Na wspomnianym obelisku jakiś czas temu pojawiły się wymazane farbą napisy - "17.09.1939. Pamiętamy" (data sowieckiej agresji na Polskę - przyp. red.). Ktoś zamazał również słowo "bohaterom" z napisu "Bohaterom Armii Radzieckiej Społeczeństwo Powiatu Tczewskiego". Do pierwszego zdarzenia doszło 1 listopada 2009 roku. Podobnego aktu wandalizmu dokonano 7 stycznia bieżącego roku. Sprawą ujęcia tego czynu zainteresowali się nie tylko dyplomaci, którzy wystosowali do magistratu specjalny list, ale także tutejsi radni. O to, czy powołano specjalną grupę dochodzeniową, pytała podczas ostatniej sesji radna Gertruda Pierzynowska (PO):
- Bo tu nie chodzi o sam pomnik, tylko o miejsce pochówku żołnierzy.
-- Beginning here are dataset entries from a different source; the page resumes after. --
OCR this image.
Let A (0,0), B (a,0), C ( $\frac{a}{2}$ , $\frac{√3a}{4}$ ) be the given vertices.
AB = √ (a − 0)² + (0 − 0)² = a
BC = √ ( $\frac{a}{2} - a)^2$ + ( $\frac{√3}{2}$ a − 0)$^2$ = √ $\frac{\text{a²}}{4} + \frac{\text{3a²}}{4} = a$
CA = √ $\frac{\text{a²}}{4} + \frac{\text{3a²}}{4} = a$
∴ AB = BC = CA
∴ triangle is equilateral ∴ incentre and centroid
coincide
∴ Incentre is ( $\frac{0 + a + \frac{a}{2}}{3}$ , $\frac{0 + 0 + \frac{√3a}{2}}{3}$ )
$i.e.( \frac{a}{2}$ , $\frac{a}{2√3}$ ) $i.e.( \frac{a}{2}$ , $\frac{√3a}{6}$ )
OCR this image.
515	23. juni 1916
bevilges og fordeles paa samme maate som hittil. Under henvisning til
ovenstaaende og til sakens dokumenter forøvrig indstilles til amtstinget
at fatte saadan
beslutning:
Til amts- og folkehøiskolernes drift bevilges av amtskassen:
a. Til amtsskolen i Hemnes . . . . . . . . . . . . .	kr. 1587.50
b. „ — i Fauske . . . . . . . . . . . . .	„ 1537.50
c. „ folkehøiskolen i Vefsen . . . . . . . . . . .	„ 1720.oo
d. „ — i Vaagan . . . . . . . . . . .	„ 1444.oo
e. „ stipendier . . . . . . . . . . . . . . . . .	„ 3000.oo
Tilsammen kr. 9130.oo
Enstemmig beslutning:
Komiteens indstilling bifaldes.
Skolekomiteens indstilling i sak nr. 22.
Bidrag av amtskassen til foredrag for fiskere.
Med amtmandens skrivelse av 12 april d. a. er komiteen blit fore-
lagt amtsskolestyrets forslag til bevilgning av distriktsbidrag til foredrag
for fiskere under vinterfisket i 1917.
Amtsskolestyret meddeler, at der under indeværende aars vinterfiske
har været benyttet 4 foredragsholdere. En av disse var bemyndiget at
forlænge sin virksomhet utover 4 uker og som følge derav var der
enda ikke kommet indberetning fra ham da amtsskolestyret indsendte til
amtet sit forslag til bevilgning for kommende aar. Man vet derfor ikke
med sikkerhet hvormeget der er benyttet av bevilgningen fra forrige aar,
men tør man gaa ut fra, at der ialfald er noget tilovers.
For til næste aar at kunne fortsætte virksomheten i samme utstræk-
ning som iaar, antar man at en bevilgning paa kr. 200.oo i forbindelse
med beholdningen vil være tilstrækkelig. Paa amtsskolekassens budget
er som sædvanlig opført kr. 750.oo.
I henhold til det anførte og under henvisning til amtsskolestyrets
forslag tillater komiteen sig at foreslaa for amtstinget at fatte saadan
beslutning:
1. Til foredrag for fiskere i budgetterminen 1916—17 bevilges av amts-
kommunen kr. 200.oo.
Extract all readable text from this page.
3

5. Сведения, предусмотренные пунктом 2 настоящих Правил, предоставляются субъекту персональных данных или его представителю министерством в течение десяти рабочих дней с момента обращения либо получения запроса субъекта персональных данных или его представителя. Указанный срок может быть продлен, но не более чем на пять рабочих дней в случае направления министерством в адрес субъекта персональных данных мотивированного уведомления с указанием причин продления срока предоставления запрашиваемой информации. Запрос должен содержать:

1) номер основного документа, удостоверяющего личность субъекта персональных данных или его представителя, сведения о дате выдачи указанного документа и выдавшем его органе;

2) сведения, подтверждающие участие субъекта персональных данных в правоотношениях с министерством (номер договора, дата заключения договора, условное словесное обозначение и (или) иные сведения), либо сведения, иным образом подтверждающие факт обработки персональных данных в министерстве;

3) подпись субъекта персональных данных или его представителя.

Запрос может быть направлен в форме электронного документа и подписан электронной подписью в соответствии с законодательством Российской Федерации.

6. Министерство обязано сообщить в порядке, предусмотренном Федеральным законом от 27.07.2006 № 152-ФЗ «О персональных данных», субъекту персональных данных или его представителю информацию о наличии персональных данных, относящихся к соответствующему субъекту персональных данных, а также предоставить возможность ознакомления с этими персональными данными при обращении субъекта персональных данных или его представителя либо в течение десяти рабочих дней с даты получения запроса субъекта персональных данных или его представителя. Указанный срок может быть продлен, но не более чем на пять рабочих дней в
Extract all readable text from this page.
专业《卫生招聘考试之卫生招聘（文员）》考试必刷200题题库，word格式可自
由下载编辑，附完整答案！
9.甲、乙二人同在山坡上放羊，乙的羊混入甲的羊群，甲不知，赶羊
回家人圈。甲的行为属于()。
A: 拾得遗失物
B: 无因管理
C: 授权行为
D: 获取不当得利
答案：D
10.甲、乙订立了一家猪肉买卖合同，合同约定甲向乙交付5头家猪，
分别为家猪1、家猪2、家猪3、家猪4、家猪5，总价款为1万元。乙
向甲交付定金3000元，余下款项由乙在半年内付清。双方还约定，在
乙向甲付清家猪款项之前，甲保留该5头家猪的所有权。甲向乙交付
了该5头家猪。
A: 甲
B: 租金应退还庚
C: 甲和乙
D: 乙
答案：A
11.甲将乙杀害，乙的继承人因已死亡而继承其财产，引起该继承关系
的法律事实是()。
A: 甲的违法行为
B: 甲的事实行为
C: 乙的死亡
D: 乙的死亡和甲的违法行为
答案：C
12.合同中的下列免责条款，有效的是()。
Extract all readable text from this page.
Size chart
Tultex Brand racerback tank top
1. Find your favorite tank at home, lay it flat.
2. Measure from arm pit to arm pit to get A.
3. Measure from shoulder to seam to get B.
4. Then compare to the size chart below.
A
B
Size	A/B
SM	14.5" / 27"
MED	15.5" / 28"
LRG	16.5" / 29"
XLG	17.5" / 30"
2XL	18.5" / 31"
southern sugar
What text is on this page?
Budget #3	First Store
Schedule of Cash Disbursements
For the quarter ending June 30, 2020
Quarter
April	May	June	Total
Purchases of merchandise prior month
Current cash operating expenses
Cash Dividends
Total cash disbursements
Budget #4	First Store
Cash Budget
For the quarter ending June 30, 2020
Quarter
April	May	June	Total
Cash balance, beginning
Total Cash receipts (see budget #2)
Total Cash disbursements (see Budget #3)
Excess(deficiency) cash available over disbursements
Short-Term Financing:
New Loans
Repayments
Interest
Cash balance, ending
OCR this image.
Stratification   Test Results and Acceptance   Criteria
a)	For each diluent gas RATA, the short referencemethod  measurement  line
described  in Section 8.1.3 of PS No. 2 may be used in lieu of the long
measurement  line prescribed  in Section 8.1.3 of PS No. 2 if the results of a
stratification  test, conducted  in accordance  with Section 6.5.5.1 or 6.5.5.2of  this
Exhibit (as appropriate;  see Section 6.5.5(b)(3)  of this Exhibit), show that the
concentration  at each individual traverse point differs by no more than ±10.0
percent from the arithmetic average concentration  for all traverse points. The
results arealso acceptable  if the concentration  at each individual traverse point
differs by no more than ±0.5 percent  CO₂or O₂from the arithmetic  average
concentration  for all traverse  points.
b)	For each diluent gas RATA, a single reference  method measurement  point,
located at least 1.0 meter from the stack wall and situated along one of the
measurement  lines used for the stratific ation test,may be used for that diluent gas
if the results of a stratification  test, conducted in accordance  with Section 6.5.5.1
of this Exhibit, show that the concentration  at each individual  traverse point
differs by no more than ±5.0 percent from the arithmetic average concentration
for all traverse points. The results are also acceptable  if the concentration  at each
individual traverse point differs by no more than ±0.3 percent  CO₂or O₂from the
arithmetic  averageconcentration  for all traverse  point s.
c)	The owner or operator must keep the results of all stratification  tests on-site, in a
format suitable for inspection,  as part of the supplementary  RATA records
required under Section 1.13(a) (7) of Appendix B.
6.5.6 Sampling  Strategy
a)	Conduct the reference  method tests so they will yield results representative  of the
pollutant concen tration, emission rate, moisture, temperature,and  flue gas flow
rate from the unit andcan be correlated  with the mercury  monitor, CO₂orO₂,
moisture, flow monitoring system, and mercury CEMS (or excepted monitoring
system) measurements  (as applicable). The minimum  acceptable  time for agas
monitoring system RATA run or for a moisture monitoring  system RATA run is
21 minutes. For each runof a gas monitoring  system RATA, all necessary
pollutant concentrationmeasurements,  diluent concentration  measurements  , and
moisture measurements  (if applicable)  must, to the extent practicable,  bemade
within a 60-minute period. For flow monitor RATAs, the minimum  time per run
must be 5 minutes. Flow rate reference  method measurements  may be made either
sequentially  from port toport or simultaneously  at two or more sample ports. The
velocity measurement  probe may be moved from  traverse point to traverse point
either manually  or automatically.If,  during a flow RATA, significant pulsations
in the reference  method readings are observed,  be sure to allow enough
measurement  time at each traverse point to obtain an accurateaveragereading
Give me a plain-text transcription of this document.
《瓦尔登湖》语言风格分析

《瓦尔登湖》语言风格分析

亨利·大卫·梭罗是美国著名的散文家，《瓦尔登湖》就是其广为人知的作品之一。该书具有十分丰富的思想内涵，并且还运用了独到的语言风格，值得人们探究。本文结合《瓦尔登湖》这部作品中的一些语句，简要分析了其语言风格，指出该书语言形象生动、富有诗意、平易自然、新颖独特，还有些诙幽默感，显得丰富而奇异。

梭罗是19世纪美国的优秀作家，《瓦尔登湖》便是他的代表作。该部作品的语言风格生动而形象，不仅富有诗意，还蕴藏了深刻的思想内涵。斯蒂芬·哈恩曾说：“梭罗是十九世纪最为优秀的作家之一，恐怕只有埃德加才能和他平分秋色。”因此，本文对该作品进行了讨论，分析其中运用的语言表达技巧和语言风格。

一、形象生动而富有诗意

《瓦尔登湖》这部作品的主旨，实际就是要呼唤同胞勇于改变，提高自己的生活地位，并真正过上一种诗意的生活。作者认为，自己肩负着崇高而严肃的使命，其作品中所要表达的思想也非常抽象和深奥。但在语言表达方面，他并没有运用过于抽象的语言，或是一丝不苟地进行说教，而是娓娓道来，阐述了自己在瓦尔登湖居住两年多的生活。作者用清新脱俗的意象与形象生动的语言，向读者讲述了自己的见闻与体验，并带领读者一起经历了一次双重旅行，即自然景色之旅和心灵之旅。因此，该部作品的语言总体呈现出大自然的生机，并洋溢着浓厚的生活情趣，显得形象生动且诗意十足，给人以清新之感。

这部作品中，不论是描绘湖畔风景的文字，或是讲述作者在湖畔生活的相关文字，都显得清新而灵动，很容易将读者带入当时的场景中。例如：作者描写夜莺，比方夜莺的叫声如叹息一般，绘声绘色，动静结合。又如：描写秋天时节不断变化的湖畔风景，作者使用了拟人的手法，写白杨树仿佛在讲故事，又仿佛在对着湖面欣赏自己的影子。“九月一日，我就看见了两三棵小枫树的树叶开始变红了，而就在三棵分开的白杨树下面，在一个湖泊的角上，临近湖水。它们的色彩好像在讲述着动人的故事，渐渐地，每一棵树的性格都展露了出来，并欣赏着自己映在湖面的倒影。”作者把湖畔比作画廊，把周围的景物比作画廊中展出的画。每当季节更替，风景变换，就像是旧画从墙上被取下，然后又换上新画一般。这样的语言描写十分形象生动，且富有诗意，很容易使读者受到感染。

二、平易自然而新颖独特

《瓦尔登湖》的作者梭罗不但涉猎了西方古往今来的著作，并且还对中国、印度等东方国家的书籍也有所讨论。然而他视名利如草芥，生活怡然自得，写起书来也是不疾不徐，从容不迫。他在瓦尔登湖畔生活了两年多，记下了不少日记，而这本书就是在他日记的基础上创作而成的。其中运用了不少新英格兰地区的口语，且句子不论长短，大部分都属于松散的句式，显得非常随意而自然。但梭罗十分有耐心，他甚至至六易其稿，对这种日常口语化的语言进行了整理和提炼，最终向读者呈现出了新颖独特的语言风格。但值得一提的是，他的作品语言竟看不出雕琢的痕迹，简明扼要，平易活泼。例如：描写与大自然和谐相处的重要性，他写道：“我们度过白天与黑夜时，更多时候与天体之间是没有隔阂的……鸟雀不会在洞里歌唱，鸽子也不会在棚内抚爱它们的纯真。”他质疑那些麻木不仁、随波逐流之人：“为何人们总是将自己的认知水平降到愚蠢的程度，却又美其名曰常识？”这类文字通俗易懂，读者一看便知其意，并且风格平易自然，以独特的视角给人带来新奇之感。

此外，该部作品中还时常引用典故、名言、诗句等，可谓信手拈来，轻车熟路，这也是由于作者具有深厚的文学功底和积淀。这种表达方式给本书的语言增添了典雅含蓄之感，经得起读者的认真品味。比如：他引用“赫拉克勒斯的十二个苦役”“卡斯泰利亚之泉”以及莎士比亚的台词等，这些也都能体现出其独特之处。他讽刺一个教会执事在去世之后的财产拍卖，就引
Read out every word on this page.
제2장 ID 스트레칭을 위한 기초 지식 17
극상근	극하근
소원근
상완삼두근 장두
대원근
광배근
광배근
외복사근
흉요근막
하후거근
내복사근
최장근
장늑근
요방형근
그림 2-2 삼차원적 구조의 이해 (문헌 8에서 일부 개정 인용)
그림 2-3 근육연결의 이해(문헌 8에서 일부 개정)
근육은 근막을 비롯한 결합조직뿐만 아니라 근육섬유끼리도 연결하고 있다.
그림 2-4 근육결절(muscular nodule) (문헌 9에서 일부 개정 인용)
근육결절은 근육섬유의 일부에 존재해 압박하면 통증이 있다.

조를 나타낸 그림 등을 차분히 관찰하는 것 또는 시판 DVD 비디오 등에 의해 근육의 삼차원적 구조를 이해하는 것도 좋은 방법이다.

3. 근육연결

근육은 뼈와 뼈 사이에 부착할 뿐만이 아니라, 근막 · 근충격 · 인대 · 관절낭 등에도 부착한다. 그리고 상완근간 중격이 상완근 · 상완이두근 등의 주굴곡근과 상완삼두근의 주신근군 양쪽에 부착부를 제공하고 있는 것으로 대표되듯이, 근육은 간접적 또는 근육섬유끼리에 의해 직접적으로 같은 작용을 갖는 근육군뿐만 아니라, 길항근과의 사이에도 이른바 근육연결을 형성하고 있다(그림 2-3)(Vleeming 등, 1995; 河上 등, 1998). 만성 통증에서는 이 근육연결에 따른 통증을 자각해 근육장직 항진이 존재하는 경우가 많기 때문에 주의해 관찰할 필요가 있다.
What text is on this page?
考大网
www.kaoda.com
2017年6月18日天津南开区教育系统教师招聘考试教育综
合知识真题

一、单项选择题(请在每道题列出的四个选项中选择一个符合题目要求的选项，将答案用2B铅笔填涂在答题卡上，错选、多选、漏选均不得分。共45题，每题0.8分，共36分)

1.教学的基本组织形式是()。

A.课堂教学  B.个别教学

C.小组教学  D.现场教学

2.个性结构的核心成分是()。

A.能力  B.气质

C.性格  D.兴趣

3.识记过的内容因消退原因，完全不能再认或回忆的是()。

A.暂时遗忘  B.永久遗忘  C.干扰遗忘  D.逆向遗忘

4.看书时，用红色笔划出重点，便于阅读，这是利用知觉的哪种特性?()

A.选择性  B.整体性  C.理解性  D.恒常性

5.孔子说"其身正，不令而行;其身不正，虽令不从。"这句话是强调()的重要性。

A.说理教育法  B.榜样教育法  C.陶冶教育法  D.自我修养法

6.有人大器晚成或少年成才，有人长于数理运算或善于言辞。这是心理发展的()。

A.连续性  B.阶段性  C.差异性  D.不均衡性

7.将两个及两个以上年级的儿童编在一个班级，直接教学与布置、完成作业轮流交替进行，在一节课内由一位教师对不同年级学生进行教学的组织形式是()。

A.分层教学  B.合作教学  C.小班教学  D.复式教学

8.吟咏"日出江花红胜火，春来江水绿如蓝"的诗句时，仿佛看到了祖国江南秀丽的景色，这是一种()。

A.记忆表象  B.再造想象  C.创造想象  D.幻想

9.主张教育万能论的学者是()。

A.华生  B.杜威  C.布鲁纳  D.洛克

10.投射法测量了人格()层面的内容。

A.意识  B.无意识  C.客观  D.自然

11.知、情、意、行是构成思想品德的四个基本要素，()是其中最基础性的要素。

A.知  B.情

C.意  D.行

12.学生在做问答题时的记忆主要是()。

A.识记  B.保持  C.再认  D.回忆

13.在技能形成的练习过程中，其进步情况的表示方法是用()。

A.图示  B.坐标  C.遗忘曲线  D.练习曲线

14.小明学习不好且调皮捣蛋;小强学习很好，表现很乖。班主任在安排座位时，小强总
Nie wiemy, jakich - czy leżą tam tczewianie, Niemcy, Polacy, Rosjanie, Ukraińcy. Jest to po prostu upamiętnienie tych, którzy polegli w walkach o wyzwolenie - argumentowała radna, nawiązując przy okazji do historii z 2007 roku, kiedy jeden z mieszkańców miasta, w specjalnym liście skierowanym do włodarzy grodu Sambora, podkreślał, że podobny obelisk stanowi pochwałę dla dyktatury komunistycznej i trzeba jego sprawę jakoś rozwiązać. Radna dodała, że trzy lata temu sprawę poruszał na forum Rady jeden z jej członków.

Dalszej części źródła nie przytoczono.